There's lots of chatter about the US economy and China's growing influence. South Korea's impressive performance comes up, too. So does Indonesia's worsening situation. What doesn't come up in conversation is Japan, Asia's biggest economy and its traditional engine of growth.
"Japan is less of a factor in Asia's economy and it's role is getting smaller and smaller," says Raul Concepcion, chairman of the Federation of Philippine Industries.
Adds Jose Cuisia, president of Philippine American Life and General Insurance Corp, a unit of biggest insurer American International Group Inc, "There seems to be no real direction in Japan, no real leadership. Pretty soon, Japan will be overtaken by others in Asia anyway."
Such views raise a touchy question: Is Japan's economy sliding into irrelevance? To many here, the answer is that it already has. True, Japan's financial markets remain too big for investors to ignore its economy. The yen also is Asia's most international currency, making markets and policy makers equally loath to write off Japan just yet.
Yet 11 years after Asia's locomotive sputtered to a stop, Tokyo is no closer to getting its engines going again. In fact, Japan's current leadership is at a complete loss over how to fix things.
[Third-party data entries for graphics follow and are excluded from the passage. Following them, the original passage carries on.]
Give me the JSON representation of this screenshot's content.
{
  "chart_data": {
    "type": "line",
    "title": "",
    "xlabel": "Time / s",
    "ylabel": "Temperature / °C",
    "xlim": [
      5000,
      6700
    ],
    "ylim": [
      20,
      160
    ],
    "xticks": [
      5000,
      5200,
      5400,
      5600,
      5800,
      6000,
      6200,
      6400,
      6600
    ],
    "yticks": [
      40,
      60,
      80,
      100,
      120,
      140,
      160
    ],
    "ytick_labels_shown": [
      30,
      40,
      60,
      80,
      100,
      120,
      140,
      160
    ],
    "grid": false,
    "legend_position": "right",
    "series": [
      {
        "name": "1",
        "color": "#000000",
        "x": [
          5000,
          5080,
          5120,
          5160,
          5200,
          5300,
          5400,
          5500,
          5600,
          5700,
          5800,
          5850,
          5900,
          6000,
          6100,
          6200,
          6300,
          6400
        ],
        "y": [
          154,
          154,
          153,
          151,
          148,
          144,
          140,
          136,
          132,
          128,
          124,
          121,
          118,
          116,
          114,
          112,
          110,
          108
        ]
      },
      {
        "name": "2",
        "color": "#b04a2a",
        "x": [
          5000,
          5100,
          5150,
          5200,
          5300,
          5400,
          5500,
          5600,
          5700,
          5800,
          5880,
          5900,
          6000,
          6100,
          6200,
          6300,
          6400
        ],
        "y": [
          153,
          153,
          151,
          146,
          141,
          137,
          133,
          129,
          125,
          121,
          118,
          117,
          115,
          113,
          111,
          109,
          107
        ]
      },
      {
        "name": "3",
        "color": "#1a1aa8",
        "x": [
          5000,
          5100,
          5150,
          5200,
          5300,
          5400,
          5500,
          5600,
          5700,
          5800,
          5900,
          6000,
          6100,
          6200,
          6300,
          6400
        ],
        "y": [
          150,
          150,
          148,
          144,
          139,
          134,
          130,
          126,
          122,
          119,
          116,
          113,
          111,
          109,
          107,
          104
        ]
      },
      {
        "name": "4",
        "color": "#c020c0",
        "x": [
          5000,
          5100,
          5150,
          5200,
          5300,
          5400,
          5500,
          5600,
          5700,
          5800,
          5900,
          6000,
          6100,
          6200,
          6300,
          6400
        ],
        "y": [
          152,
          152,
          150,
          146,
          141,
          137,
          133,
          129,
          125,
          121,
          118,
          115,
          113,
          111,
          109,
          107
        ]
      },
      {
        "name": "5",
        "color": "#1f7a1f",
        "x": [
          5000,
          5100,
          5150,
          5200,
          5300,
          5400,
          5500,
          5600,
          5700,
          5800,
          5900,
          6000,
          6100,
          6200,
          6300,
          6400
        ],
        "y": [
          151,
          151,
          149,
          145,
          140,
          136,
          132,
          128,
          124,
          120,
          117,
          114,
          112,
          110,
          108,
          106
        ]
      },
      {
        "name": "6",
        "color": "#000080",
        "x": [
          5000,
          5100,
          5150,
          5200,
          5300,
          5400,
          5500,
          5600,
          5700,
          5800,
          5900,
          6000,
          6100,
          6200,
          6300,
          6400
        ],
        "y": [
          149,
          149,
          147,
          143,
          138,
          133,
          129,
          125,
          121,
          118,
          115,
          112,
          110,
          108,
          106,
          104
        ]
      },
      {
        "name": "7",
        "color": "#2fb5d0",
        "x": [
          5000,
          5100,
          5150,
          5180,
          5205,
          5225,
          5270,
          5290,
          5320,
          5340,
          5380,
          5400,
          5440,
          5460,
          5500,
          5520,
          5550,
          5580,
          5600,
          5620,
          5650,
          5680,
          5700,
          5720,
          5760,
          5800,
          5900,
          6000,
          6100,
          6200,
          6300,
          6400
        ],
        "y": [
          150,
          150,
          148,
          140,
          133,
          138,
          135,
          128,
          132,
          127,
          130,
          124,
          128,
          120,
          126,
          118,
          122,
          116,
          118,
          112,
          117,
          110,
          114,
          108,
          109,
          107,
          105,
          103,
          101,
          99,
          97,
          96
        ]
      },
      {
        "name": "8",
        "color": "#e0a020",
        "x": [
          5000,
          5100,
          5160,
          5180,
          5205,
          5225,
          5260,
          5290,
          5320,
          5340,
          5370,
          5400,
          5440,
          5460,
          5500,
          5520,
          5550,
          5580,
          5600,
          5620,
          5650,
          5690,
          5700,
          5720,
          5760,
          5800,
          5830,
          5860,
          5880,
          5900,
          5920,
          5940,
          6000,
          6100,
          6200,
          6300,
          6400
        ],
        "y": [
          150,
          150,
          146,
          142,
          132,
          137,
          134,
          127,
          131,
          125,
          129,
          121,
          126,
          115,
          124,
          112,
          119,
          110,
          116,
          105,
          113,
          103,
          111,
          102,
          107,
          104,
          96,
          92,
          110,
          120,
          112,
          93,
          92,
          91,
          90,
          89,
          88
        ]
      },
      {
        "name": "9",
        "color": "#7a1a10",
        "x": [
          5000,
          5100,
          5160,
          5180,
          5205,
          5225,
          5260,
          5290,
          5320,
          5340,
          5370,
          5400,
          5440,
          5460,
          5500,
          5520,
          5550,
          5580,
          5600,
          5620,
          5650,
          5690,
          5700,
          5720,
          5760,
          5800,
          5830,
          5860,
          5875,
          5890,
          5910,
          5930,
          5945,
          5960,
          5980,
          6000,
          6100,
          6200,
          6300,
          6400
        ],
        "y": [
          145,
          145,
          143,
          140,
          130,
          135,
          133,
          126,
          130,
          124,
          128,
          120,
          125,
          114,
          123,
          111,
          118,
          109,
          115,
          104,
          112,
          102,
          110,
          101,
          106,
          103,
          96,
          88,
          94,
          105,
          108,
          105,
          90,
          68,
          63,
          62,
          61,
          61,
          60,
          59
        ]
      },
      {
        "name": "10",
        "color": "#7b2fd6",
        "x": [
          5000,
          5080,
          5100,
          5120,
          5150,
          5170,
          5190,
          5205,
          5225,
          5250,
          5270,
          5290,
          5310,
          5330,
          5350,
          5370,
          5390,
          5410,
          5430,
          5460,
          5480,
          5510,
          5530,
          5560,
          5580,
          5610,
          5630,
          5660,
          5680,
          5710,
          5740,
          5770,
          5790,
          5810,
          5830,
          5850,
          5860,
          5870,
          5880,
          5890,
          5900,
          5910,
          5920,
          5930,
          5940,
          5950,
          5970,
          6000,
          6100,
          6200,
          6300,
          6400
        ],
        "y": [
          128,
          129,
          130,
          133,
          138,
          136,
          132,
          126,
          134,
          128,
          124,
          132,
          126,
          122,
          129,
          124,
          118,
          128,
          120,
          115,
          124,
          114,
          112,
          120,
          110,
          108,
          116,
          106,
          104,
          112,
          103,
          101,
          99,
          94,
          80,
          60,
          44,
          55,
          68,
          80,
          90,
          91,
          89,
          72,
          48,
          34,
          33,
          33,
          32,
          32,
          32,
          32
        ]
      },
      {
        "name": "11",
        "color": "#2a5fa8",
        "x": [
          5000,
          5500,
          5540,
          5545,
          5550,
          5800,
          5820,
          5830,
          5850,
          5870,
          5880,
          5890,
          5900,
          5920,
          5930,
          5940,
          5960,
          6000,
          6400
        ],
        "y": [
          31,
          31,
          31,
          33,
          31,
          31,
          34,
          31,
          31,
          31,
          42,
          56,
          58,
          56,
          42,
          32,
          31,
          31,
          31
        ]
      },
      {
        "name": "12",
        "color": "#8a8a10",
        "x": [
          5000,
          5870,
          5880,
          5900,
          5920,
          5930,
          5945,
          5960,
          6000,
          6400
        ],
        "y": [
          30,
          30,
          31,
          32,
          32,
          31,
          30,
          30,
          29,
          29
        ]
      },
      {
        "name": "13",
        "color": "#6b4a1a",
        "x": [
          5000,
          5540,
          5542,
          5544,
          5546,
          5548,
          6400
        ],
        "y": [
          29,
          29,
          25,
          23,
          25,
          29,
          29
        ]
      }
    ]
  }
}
It's taken a while for this sad reality to make its way around Asian capitals, but it's sinking in.
From Beijing to Manila to Seoul to Singapore, officials are forging their own economic futures independent of Japan. In decades past, Asia's smaller players could rely on Japanese consumers to buy their exports. With Japan awash in deflation, bad loans and political gridlock, that's no longer an option.
Publicly, government officials are far less inclined to dismiss Japan. One reason is that it remains Asia's most generous donor country. Even though Tokyo has cut its Official Development Assistance (ODA) budget, countries like the Philippines still rely on Japanese funding for key infrastructure projects. Biting the hand that feeds Manila is hardly diplomatic.
Yet Philippine Finance Minister Jose Isidro Camacho leaves little doubt that he doesn't expect Japan to contribute much to growth in Asia in the near future. "Japan has been in recession for so many years that there's very little downside anymore," Camacho explains. "Whatever it's done to our trade has already happened."
A full-blown banking crisis that sends shockwaves around the region is a different story, of course. But Tokyo seems determined to avoid a meltdown; more likely, Japan will continue muddling along for a few more years. Unfortunately, muddling along is the best Asia can expect from Japan in the years ahead.
A report released Wednesday by the Japan Center for Economic Research predicts that if structural reforms were ever to be implemented, economic growth would be around 1.5 percent to 3 percent by 2010. If correct, this scenario could all but assure Japan's irrelevance. Yet Tokyo isn't implementing reforms.
Politicians are talking lots about the need for change, but doing nothing to exact it.
"If the Japanese government continues to favor short-term comfort over long-term reform, Japan seems to me likely to remain on a road characterized by stagnation," former US trade representative Charlene Barshefsky said in Tokyo on Monday.